I loved the story so much that while a high school senior, I memorized it. A few teachers then asked me perform it for their classes. One student—who had made fun of me in the hallways, because I am effeminate—approached me in the hallway a few days after seeing my rendition. Telling me it was “amazing,” he then reached out and shook my hand.

“I did not know then than pride is a wonderful, terrible, thing, a seed that bears two vines, life and death…”

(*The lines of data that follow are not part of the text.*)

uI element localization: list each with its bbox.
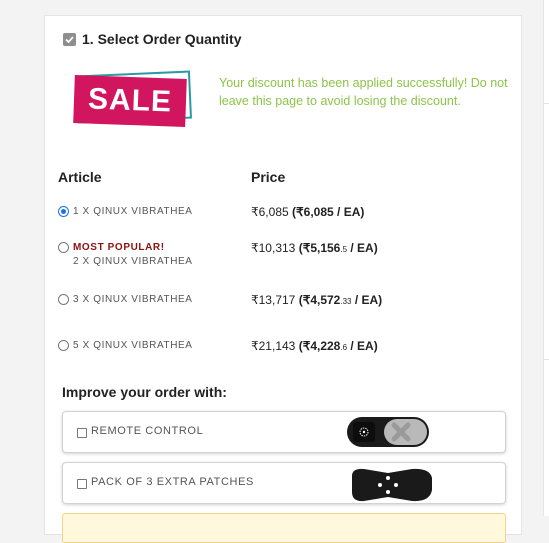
option-per-unit-suffix: / EA) <box>350 339 378 353</box>
most-popular-badge: MOST POPULAR! <box>73 242 165 253</box>
option-total: ₹21,143 <box>251 339 296 353</box>
option-article-block: MOST POPULAR! 2 X QINUX VIBRATHEA <box>73 241 193 269</box>
sale-text: SALE <box>87 82 173 119</box>
checked-checkbox-icon <box>63 32 76 46</box>
option-total: ₹13,717 <box>251 293 296 307</box>
option-per-unit-cents: .33 <box>340 297 352 306</box>
sale-badge-label: SALE <box>73 75 187 127</box>
remote-control-image <box>346 415 436 454</box>
option-per-unit-cents: .6 <box>340 343 348 352</box>
improve-order-title: Improve your order with: <box>62 384 227 400</box>
adjacent-panel-edge <box>543 0 549 516</box>
option-article: 3 X QINUX VIBRATHEA <box>73 294 193 305</box>
option-per-unit-suffix: / EA) <box>337 205 365 219</box>
panel-divider <box>544 359 549 360</box>
step-header: 1. Select Order Quantity <box>63 29 242 49</box>
option-per-unit: ₹4,572 <box>302 293 341 307</box>
option-per-unit-suffix: / EA) <box>350 241 378 255</box>
option-per-unit-suffix: / EA) <box>354 293 383 307</box>
price-column-header: Price <box>251 169 286 185</box>
addon-checkbox[interactable] <box>77 479 87 489</box>
quantity-radio[interactable] <box>58 206 69 217</box>
option-total: ₹10,313 <box>251 241 296 255</box>
option-per-unit: ₹6,085 <box>296 205 334 219</box>
option-per-unit-cents: .5 <box>340 245 348 254</box>
option-article: 1 X QINUX VIBRATHEA <box>73 206 193 217</box>
option-article: 5 X QINUX VIBRATHEA <box>73 340 193 351</box>
step-title: 1. Select Order Quantity <box>82 31 242 47</box>
quantity-radio[interactable] <box>58 294 69 305</box>
order-quantity-card: 1. Select Order Quantity SALE Your disco… <box>44 15 522 543</box>
option-per-unit: ₹5,156 <box>302 241 341 255</box>
addon-label: PACK OF 3 EXTRA PATCHES <box>91 476 254 488</box>
option-price: ₹6,085 (₹6,085 / EA) <box>251 205 365 219</box>
option-price: ₹21,143 (₹4,228.6 / EA) <box>251 339 378 353</box>
quantity-radio[interactable] <box>58 242 69 253</box>
addon-remote-control[interactable]: REMOTE CONTROL <box>62 411 506 453</box>
panel-divider <box>544 103 549 104</box>
discount-message: Your discount has been applied successfu… <box>219 76 508 108</box>
option-per-unit: ₹4,228 <box>302 339 341 353</box>
option-price: ₹10,313 (₹5,156.5 / EA) <box>251 241 378 255</box>
option-total: ₹6,085 <box>251 205 289 219</box>
article-column-header: Article <box>58 169 102 185</box>
option-article: 2 X QINUX VIBRATHEA <box>73 256 193 267</box>
addon-checkbox[interactable] <box>77 428 87 438</box>
addon-label: REMOTE CONTROL <box>91 425 204 437</box>
quantity-radio[interactable] <box>58 340 69 351</box>
addon-extra-patches[interactable]: PACK OF 3 EXTRA PATCHES <box>62 462 506 504</box>
patch-pack-image <box>346 466 438 511</box>
next-section-box <box>62 513 506 543</box>
sale-badge: SALE <box>72 70 192 127</box>
option-price: ₹13,717 (₹4,572.33 / EA) <box>251 293 383 307</box>
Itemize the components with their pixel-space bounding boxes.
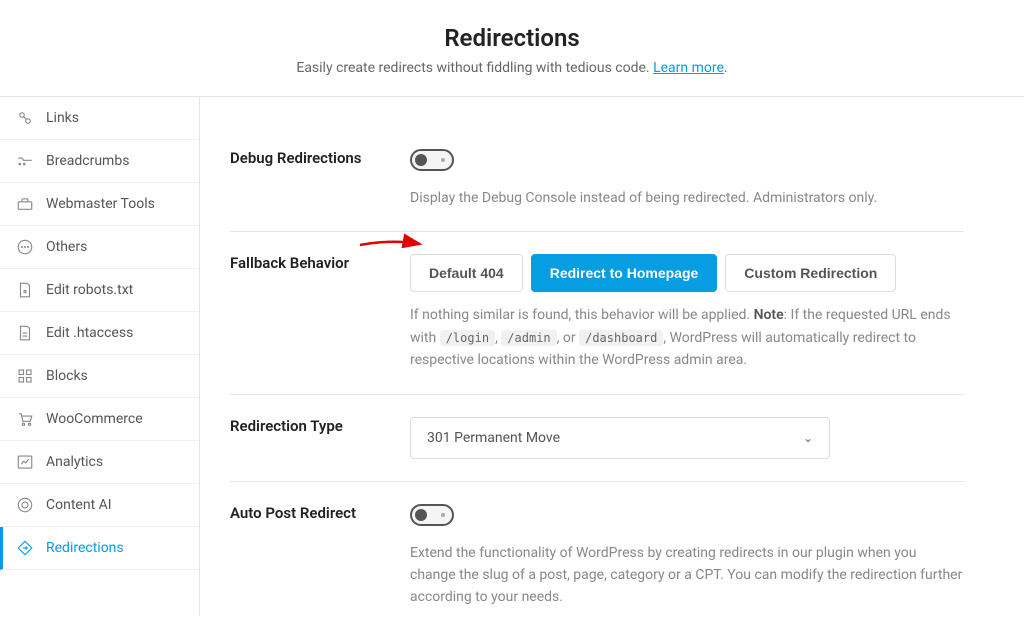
fallback-default-404-button[interactable]: Default 404 xyxy=(410,254,523,292)
blocks-icon xyxy=(16,367,34,385)
debug-redirections-desc: Display the Debug Console instead of bei… xyxy=(410,187,964,209)
sidebar-item-breadcrumbs[interactable]: Breadcrumbs xyxy=(0,140,199,183)
sidebar-item-blocks[interactable]: Blocks xyxy=(0,355,199,398)
ai-icon xyxy=(16,496,34,514)
fallback-behavior-label: Fallback Behavior xyxy=(230,254,410,371)
debug-redirections-label: Debug Redirections xyxy=(230,149,410,209)
cart-icon xyxy=(16,410,34,428)
fallback-custom-redirection-button[interactable]: Custom Redirection xyxy=(725,254,896,292)
page-title: Redirections xyxy=(0,24,1024,52)
fallback-behavior-desc: If nothing similar is found, this behavi… xyxy=(410,304,964,371)
file-robot-icon xyxy=(16,281,34,299)
fallback-behavior-group: Default 404 Redirect to Homepage Custom … xyxy=(410,254,964,292)
fallback-redirect-homepage-button[interactable]: Redirect to Homepage xyxy=(531,254,718,292)
page-subtitle: Easily create redirects without fiddling… xyxy=(0,60,1024,76)
redirection-type-select[interactable]: 301 Permanent Move ⌄ xyxy=(410,417,830,459)
sidebar-item-analytics[interactable]: Analytics xyxy=(0,441,199,484)
sidebar-item-others[interactable]: Others xyxy=(0,226,199,269)
learn-more-link[interactable]: Learn more xyxy=(653,60,724,76)
toolbox-icon xyxy=(16,195,34,213)
sidebar-item-robots[interactable]: Edit robots.txt xyxy=(0,269,199,312)
links-icon xyxy=(16,109,34,127)
breadcrumbs-icon xyxy=(16,152,34,170)
redirect-icon xyxy=(16,539,34,557)
sidebar-item-webmaster-tools[interactable]: Webmaster Tools xyxy=(0,183,199,226)
chevron-down-icon: ⌄ xyxy=(803,431,813,445)
analytics-icon xyxy=(16,453,34,471)
auto-post-redirect-desc: Extend the functionality of WordPress by… xyxy=(410,542,964,609)
sidebar: Links Breadcrumbs Webmaster Tools Others… xyxy=(0,97,200,616)
ellipsis-icon xyxy=(16,238,34,256)
auto-post-redirect-toggle[interactable] xyxy=(410,504,454,526)
auto-post-redirect-label: Auto Post Redirect xyxy=(230,504,410,609)
sidebar-item-links[interactable]: Links xyxy=(0,97,199,140)
settings-panel: Debug Redirections Display the Debug Con… xyxy=(200,97,1024,616)
sidebar-item-htaccess[interactable]: Edit .htaccess xyxy=(0,312,199,355)
sidebar-item-content-ai[interactable]: Content AI xyxy=(0,484,199,527)
sidebar-item-redirections[interactable]: Redirections xyxy=(0,527,199,570)
redirection-type-label: Redirection Type xyxy=(230,417,410,459)
sidebar-item-woocommerce[interactable]: WooCommerce xyxy=(0,398,199,441)
file-icon xyxy=(16,324,34,342)
debug-redirections-toggle[interactable] xyxy=(410,149,454,171)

And so, years later, when I was writing my own short stories, I submitted one to Greenwich Village’s Cornelia Street Café and asked if I could do a reading. My story, “The Abandoned Church,” like the “The Scarlet Ibis,” was a story about a death—which served as symbol for the fear and hopes of an aspiring artist as well an expression of grief for a friend and teacher who had just passed away. When the café curator called me and gave me his OK, I’d been given life. I started memorizing my story immediately, bought books on acting and speech, and every night would practice the script, pulling out the tools I had learned in memorizing Mr. Hurst’s masterwork. Every night for five months, I practiced that one story, often slapping myself when I did not get it right. And from my first performance of “The Abandoned Church” started the saga of shows that I have been performing regularly since then, the first 11 scripts of which are being now published as Concord: Virginia.

“Even death did not mar its grace, for it lay on the earth like a broken vase of red flowers, and we stood around it, awed by its exotic beauty.”

David Plante, my writing professor, has often told me that what he most admires about my stories is that I cry from some deep wound. Well, the narrator in James Hurst’s “The Scarlet Ibis” cries out from one of the most human wounds in the most resonating and honest voice. He was given something special. Something very sensitive, primordial, yet faithful. And though he nurtured it a great deal, he pushed it too hard out of his arrogant pride to be accepted in the material world. So he murdered his gift. Such murders, whether among brothers, parents and child, or artists, are all too common in the modern world. For we all want to be loved and admired, if not for ourselves, for the people and things that surround us.

And “The Scarlet Ibis” confesses this sin of pushing those we love too hard and letting ourselves be pushed as a great warning, one that I am continuing to learn but so far has served me very well. That he does it in the humble form of a short story is a wonder and testament to his sincerity. The result is a work of art of such stunningly beauty and vividness that it creates literary lightning, as powerful as the bolt that shatters the gum tree “like a Roman Candle” in the story’s final pages. The boys are running through the rain. Doodle, begging his brother not to leave him in the storm, falls behind. The narrator, turning back, then finds his brother, Doodle, bleeding to death under a red nightshade bush.

“For a long time, it seemed forever, I lay there crying, sheltering my fallen scarlet ibis from the heresy of rain.”